An FDA rule created to spur drug companies to develop treatments for rare diseases is being used far beyond its original scope, critics say.
[Would you believe that Crestor is an "orphan" drug?]
A new study from Johns Hopkins University School of Medicine questions whether some of the biggest drug companies and their blockbuster medications are taking advantage of a decades-old act meant to increase research, development and drug approval for people suffering from rare diseases.
The new study, published in the American Journal of Clinical Oncology,argues that while the ODA has fostered drug development for patients with rare cancers and other diseases, current data suggest that companies are "gaming the system to use the law for mainstream drugs."
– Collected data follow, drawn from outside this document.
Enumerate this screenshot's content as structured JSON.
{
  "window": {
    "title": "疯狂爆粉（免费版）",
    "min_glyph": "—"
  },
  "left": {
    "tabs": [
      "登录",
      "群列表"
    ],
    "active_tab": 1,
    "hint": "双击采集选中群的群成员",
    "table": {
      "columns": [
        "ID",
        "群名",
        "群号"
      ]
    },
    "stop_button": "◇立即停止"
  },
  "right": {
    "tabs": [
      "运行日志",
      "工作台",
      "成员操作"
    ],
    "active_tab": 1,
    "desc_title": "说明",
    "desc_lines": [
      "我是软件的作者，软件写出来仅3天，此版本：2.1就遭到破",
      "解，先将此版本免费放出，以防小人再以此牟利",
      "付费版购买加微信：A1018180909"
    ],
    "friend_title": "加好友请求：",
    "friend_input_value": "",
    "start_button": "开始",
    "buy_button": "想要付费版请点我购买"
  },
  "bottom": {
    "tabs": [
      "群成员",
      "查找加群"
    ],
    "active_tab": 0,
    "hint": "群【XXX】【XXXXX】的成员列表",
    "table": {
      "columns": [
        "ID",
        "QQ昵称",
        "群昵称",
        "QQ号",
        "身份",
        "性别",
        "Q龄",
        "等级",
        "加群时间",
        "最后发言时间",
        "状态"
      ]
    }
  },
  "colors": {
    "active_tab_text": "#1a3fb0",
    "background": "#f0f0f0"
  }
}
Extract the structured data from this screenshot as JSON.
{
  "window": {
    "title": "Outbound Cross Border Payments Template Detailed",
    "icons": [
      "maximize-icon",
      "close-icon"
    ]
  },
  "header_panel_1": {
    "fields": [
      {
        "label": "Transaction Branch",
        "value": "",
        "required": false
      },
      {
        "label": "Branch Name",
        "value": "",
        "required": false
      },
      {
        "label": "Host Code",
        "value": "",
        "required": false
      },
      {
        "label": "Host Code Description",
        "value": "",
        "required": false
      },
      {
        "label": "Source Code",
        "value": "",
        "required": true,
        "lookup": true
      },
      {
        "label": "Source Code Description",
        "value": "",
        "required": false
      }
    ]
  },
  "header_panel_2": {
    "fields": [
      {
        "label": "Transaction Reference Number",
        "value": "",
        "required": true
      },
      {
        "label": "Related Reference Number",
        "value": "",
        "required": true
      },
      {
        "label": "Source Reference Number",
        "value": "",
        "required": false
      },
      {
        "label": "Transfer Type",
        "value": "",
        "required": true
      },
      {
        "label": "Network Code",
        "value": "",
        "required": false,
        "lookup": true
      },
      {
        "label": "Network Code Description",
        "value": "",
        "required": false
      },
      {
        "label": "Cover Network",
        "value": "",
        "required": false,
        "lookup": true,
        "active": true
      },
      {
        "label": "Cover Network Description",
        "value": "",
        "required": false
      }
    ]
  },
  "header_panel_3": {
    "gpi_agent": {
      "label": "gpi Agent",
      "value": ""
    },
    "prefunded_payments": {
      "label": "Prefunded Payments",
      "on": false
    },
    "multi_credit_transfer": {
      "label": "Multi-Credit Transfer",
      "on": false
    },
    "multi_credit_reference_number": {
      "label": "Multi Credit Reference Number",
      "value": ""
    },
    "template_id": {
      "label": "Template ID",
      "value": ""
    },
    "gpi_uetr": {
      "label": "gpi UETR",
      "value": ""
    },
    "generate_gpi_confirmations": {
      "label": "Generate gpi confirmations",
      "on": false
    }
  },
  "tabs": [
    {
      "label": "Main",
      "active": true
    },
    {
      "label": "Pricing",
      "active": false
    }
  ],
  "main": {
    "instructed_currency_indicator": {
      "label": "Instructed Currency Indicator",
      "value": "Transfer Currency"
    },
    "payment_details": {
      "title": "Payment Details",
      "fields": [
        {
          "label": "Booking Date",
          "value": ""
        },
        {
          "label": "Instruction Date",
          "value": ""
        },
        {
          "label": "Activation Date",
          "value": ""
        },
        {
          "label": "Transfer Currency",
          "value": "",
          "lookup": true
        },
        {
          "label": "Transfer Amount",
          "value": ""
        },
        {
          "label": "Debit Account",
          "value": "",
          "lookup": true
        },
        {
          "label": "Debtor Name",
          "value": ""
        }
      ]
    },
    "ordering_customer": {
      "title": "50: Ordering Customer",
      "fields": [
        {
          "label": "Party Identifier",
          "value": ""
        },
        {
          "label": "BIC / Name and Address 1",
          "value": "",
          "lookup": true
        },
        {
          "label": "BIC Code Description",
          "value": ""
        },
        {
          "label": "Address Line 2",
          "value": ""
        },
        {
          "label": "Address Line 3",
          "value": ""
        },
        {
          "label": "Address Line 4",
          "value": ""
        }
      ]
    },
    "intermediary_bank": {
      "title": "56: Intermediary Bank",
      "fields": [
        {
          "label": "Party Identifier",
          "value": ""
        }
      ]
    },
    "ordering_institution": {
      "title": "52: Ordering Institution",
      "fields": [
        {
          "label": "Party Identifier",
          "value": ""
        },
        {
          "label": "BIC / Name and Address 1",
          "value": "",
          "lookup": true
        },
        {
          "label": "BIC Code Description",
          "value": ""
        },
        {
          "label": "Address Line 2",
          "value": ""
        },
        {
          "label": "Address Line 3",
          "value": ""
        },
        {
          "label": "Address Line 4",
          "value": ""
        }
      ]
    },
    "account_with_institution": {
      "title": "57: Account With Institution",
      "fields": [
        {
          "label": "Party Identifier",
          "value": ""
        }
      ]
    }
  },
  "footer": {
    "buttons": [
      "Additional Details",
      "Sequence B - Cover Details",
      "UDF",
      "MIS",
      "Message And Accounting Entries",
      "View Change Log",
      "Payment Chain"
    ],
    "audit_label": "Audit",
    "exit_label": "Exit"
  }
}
The authors found what they deem "a pattern of pharmaceutical companies submitting drugs to the Food and Drug Administration (FDA) as orphan drugs but once approved, the drugs are used broadly off-label with the lucrative orphan drug protections and exclusivity benefits."
The study contends that some big drug companies submit a drug for FDA approval with a narrow enough indication that would qualify it for orphan drug benefits. After FDA approval, however, the drug can be used more broadly.
For example, Rituxan (rituximab), which is made by Roche and was initially FDA approved for use in the treatment of follicular non-Hodgkin's lymphoma, is the No. 1 selling medication approved as an orphan drug.
"It is currently used to treat a wide variety of conditions, ranks as the 12th all-time bestselling medication in the United States, and generated over $3.7 billion in U.S. sales in 2014," the report states.
The researchers' concern is not only the "corporate welfare" that is being afforded to blockbuster drugs and highly profitable drug companies, but that "patients with rare cancers and other diseases may suffer due to dilution of the tax incentives and other benefits" offered by the rule to spur the development of niche drugs.